Christine Todd Whitman, who as head of the Environmental Protection Agency (EPA) under George W Bush at the time of the 9/11 attacks told the public the air around Ground Zero in New York was safe to breathe, has admitted for the first time she was wrong.
Among those who were exposed to toxins released when the World Trade Center collapsed, the toll of illness and death continues to rise.
Speaking to the Guardian for a report on the growing health crisis to be published on Sunday, the 15th anniversary of the attacks, Whitman made an unprecedented apology to those affected but denied she had ever lied about the air quality or known at the time it was dangerous.
“Whatever we got wrong, we should acknowledge and people should be helped,” she said, adding that she still “feels awful” about the tragedy and its aftermath.
“I’m very sorry that people are sick,” she said. “I’m very sorry that people are dying and if the EPA and I in any way contributed to that, I’m sorry. We did the very best we could at the time with the knowledge we had.”
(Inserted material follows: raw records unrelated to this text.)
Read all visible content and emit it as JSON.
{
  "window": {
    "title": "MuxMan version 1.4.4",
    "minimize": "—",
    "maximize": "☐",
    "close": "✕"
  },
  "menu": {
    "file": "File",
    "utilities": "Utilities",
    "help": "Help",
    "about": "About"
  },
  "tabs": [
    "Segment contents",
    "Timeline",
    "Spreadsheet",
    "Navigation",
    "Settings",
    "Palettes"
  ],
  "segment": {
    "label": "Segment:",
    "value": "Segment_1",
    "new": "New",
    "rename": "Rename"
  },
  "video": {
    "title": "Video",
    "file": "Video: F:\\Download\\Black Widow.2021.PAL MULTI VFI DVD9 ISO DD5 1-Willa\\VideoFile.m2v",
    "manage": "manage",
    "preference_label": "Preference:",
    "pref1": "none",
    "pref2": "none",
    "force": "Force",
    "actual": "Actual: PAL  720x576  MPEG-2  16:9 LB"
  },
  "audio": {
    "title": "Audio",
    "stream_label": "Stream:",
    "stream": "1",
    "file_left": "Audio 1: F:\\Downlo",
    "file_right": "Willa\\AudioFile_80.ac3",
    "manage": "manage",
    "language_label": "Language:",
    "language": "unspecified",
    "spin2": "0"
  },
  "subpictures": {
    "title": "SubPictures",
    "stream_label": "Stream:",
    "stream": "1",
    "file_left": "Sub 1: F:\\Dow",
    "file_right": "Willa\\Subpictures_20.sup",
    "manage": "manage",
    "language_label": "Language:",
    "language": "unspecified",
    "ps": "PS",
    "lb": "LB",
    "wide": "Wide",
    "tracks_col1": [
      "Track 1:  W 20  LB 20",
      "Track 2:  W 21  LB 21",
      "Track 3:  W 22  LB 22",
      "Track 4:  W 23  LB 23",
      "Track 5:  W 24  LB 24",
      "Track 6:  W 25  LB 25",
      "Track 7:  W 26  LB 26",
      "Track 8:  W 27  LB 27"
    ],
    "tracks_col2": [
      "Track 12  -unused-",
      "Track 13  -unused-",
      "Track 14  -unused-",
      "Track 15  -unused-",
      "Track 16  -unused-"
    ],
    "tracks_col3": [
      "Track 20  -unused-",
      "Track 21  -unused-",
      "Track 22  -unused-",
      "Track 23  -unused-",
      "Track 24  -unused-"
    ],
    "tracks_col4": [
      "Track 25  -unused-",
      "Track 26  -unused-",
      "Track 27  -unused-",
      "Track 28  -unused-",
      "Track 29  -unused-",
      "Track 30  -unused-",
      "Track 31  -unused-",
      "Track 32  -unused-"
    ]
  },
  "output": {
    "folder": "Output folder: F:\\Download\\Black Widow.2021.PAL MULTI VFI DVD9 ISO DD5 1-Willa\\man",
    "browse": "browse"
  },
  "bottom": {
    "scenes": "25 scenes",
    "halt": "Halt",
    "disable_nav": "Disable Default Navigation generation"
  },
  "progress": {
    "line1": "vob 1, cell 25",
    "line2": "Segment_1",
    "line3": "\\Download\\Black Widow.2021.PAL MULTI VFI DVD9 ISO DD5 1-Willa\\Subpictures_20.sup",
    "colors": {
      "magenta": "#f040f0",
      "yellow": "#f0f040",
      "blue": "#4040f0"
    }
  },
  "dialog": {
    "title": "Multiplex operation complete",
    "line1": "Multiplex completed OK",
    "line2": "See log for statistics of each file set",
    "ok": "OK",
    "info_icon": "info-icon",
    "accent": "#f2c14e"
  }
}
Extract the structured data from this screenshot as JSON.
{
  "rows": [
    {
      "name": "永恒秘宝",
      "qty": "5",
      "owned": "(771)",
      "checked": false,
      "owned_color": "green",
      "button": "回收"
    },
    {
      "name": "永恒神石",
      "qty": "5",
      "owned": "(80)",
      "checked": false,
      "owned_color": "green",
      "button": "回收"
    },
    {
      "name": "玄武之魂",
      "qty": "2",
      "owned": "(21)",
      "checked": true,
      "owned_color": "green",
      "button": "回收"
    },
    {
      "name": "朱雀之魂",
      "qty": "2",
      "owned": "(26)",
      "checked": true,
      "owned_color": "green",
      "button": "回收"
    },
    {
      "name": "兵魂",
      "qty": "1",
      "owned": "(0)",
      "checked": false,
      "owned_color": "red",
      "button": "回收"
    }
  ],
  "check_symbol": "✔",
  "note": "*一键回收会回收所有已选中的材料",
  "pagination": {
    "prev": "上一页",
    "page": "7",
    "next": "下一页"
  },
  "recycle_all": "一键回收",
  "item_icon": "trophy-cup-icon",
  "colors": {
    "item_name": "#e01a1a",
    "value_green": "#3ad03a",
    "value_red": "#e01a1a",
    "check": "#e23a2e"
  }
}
She added: “Every time it comes around to the anniversary I cringe, because I know people will bring up my name, they blame me, they say that I lied and that people died because I lied, people have died because I made a mistake.”
In 2003, the EPA inspector general criticized the agency’s handling of the crisis, finding that the EPA had no basis for its swift pronouncements about air quality. Politicians, including the then New York senator Hillary Clinton, laid into the Bush administration, accusing it of deceiving the public.
More than 37,000 people registered with the World Trade Center Health Program (WTCHP), a federal organisation set up in 2011 to oversee those affected by exposure to the toxins released at Ground Zero, have been declared sick. Many have chronic respiratory illnesses or cancer.
More than 1,100 people covered by the WTCHP have died. That number includes first responders who were at Ground Zero and people who lived and worked in the surrounding area.
A WTCHP spokeswoman, Christy Spring, said: “We have a list of health conditions that the program provides medical monitoring and treatment for, established by the government to have been related to exposure to the dust and debris from the 9/11 attack on the World Trade Center.”
Whitman said: “If people are dying from this – and I have not seen the data – and they had believed everything was fine, then you have got to blame the message they were hearing, and what they were hearing was that the ambient air quality in Lower Manhattan at the time was OK.”
Jerrold Nadler, a veteran US congressman whose district covers the World Trade Center site, told the Guardian on Thursday that Whitman had never admitted she had been wrong about the air quality.
“She knew or should have known” the air was dangerous, he said.